WIRED Observation of Perplexity: Web Crawling and the Common Crawl Controversy at the end of the Robot Exclusion Protocol
A WIRED analysis and one carried out by developer Robb Knight suggest that Perplexity is able to achieve this partly through apparently ignoring a widely accepted web standard known as the Robots Exclusion Protocol to surreptitiously scrape areas of websites that operators do not want accessed by bots, despite claiming that it won’t. WIRED observed a machine tied to Perplexity—more specifically, one on an Amazon server and almost certainly operated by Perplexity—doing this on wired.com and across other Condé Nast publications.
Kate Knibbs, senior writer at WIRED joins the show to talk about web crawling and the controversy over Common Crawl. We talk with Randall Lane of Forbes about Perplexity. AI repurposed a Forbes article and presented it as its own story, without first asking permission or properly citing the source.
The Perplexity chatbot itself is more specific. Prompted to describe what Perplexity is, it provides a text that says, “Perplexity Artificial Intelligence is a search engine with features similar to traditional search engines.” It provides answers to user queries in a matter of seconds, by using information from recent articles and the web daily.

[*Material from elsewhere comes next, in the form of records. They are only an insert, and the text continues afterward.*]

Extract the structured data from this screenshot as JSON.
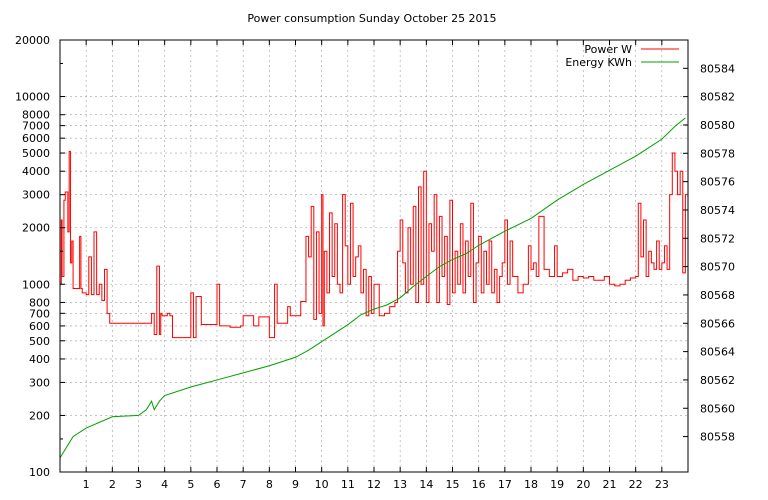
{
  "chart_data": {
    "type": "line",
    "title": "Power consumption Sunday October 25 2015",
    "xlabel": "",
    "ylabel": "",
    "y2label": "",
    "x_range": [
      0,
      24
    ],
    "x_ticks": [
      1,
      2,
      3,
      4,
      5,
      6,
      7,
      8,
      9,
      10,
      11,
      12,
      13,
      14,
      15,
      16,
      17,
      18,
      19,
      20,
      21,
      22,
      23
    ],
    "y_scale": "log",
    "y_range": [
      100,
      20000
    ],
    "y_ticks": [
      100,
      200,
      300,
      400,
      500,
      600,
      700,
      800,
      1000,
      2000,
      3000,
      4000,
      5000,
      6000,
      7000,
      8000,
      10000,
      20000
    ],
    "y2_range": [
      80555.5,
      80586
    ],
    "y2_ticks": [
      80558,
      80560,
      80562,
      80564,
      80566,
      80568,
      80570,
      80572,
      80574,
      80576,
      80578,
      80580,
      80582,
      80584
    ],
    "grid": true,
    "legend_position": "top-right",
    "colors": {
      "power": "#ff0000",
      "energy": "#00a000"
    },
    "series": [
      {
        "name": "Power W",
        "axis": "left",
        "x": [
          0,
          0.05,
          0.08,
          0.15,
          0.2,
          0.25,
          0.3,
          0.35,
          0.4,
          0.45,
          0.5,
          0.6,
          0.7,
          0.75,
          0.8,
          0.85,
          0.9,
          1.0,
          1.05,
          1.1,
          1.2,
          1.3,
          1.4,
          1.5,
          1.55,
          1.6,
          1.7,
          1.8,
          1.9,
          1.95,
          2.0,
          2.05,
          2.1,
          2.5,
          3.0,
          3.3,
          3.4,
          3.5,
          3.6,
          3.7,
          3.8,
          3.85,
          3.9,
          4.1,
          4.2,
          4.3,
          4.4,
          4.5,
          4.8,
          5.0,
          5.1,
          5.2,
          5.4,
          5.6,
          5.8,
          6.0,
          6.1,
          6.3,
          6.5,
          6.7,
          6.9,
          7.0,
          7.2,
          7.4,
          7.6,
          7.8,
          8.0,
          8.2,
          8.3,
          8.5,
          8.7,
          8.8,
          9.0,
          9.2,
          9.4,
          9.5,
          9.6,
          9.7,
          9.8,
          9.9,
          10.0,
          10.05,
          10.1,
          10.2,
          10.3,
          10.4,
          10.5,
          10.6,
          10.7,
          10.8,
          10.9,
          11.0,
          11.1,
          11.2,
          11.3,
          11.4,
          11.5,
          11.6,
          11.7,
          11.8,
          11.9,
          12.0,
          12.2,
          12.4,
          12.6,
          12.8,
          12.9,
          13.0,
          13.1,
          13.2,
          13.3,
          13.4,
          13.5,
          13.6,
          13.7,
          13.8,
          13.9,
          14.0,
          14.1,
          14.2,
          14.3,
          14.4,
          14.5,
          14.6,
          14.7,
          14.8,
          14.9,
          15.0,
          15.1,
          15.2,
          15.3,
          15.4,
          15.5,
          15.6,
          15.7,
          15.8,
          15.9,
          16.0,
          16.1,
          16.2,
          16.3,
          16.4,
          16.5,
          16.6,
          16.7,
          16.8,
          16.9,
          17.0,
          17.1,
          17.2,
          17.3,
          17.5,
          17.7,
          17.9,
          18.0,
          18.1,
          18.2,
          18.3,
          18.5,
          18.7,
          18.9,
          19.0,
          19.2,
          19.4,
          19.6,
          19.8,
          20.0,
          20.2,
          20.4,
          20.6,
          20.8,
          21.0,
          21.2,
          21.4,
          21.6,
          21.8,
          22.0,
          22.1,
          22.2,
          22.3,
          22.4,
          22.5,
          22.6,
          22.7,
          22.8,
          22.9,
          23.0,
          23.1,
          23.2,
          23.3,
          23.4,
          23.5,
          23.6,
          23.7,
          23.8,
          23.9
        ],
        "values": [
          1000,
          2200,
          1100,
          2800,
          3100,
          3100,
          1900,
          5100,
          1300,
          1700,
          950,
          950,
          950,
          1800,
          950,
          900,
          900,
          880,
          880,
          1400,
          880,
          1900,
          880,
          1000,
          1000,
          820,
          1200,
          700,
          620,
          620,
          620,
          620,
          620,
          620,
          620,
          620,
          620,
          700,
          540,
          1250,
          540,
          700,
          680,
          700,
          680,
          520,
          520,
          520,
          520,
          900,
          520,
          860,
          610,
          610,
          610,
          1000,
          600,
          600,
          590,
          590,
          600,
          680,
          680,
          600,
          670,
          670,
          520,
          1000,
          620,
          620,
          760,
          680,
          680,
          810,
          1800,
          1400,
          2600,
          650,
          1900,
          700,
          3000,
          600,
          1500,
          900,
          2400,
          1100,
          2100,
          1000,
          900,
          3000,
          1600,
          1000,
          2700,
          1100,
          1400,
          1600,
          900,
          1200,
          680,
          1100,
          700,
          1000,
          680,
          700,
          760,
          800,
          1500,
          2200,
          1300,
          900,
          2000,
          1000,
          2600,
          800,
          3300,
          1000,
          4000,
          800,
          2100,
          1500,
          3000,
          800,
          2300,
          1100,
          1800,
          780,
          2800,
          900,
          1500,
          1000,
          2100,
          900,
          1700,
          1100,
          2700,
          800,
          1300,
          1800,
          900,
          1500,
          1000,
          1700,
          900,
          1200,
          800,
          1100,
          1300,
          2200,
          1000,
          1700,
          1100,
          900,
          1000,
          1600,
          1200,
          1300,
          1100,
          2300,
          1200,
          1100,
          1600,
          1100,
          1150,
          1200,
          1050,
          1100,
          1080,
          1100,
          1050,
          1050,
          1100,
          1000,
          980,
          1000,
          1050,
          1080,
          1100,
          2700,
          1400,
          2200,
          1100,
          1500,
          1300,
          1200,
          1700,
          1200,
          1300,
          1600,
          1200,
          3000,
          5000,
          4000,
          3000,
          4000,
          1150,
          3000
        ]
      },
      {
        "name": "Energy KWh",
        "axis": "right",
        "x": [
          0,
          0.5,
          1.0,
          2.0,
          3.0,
          3.3,
          3.5,
          3.6,
          3.8,
          4.0,
          5.0,
          6.0,
          7.0,
          8.0,
          9.0,
          9.5,
          10.0,
          10.5,
          11.0,
          11.5,
          12.0,
          12.5,
          13.0,
          13.5,
          14.0,
          14.5,
          15.0,
          15.5,
          16.0,
          17.0,
          18.0,
          19.0,
          20.0,
          21.0,
          22.0,
          22.5,
          23.0,
          23.5,
          23.9
        ],
        "values": [
          80556.5,
          80558,
          80558.6,
          80559.4,
          80559.5,
          80559.9,
          80560.5,
          80559.9,
          80560.5,
          80560.9,
          80561.5,
          80562,
          80562.5,
          80563,
          80563.6,
          80564.1,
          80564.7,
          80565.3,
          80565.9,
          80566.6,
          80567,
          80567.3,
          80567.8,
          80568.6,
          80569.3,
          80570,
          80570.5,
          80570.9,
          80571.5,
          80572.5,
          80573.4,
          80574.7,
          80575.8,
          80576.8,
          80577.8,
          80578.4,
          80579,
          80579.9,
          80580.5
        ]
      }
    ]
  }
}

Web crawling has been a way to find information on the internet for decades. It has primarily been used by search engines like Google and nonprofits like Internet Archive and Common Crawl to catalog the contents of the open internet and make it searchable. Until recently, the practice of web crawling has rarely been seen as controversial, as websites depended on the process as a way for people to find their content. But now crawling tech has been subsumed by the use of machines and Artificial Intelligence that can absorb whole articles that are fed into them.
Hacks on Max. Randall Lane, Daniel Kalore, and GadgetLab (a podcast about hacking on the internet and Twitter)
Randall recommends his new horse racing league, the National Thoroughbred League. The book that Kate recommends is by Andrew Boryga. Lauren recommends the show Hacks on Max.
Randall Lane can be found on social media. The person is Kate Knibbs. Lauren is known as LaurenGoode. Michael Calore is @snackfight. Bling the main hotline at @GadgetLab. The show is produced with the assistance of Mr. Ashworth. The theme song for our concert is by Solar Keys.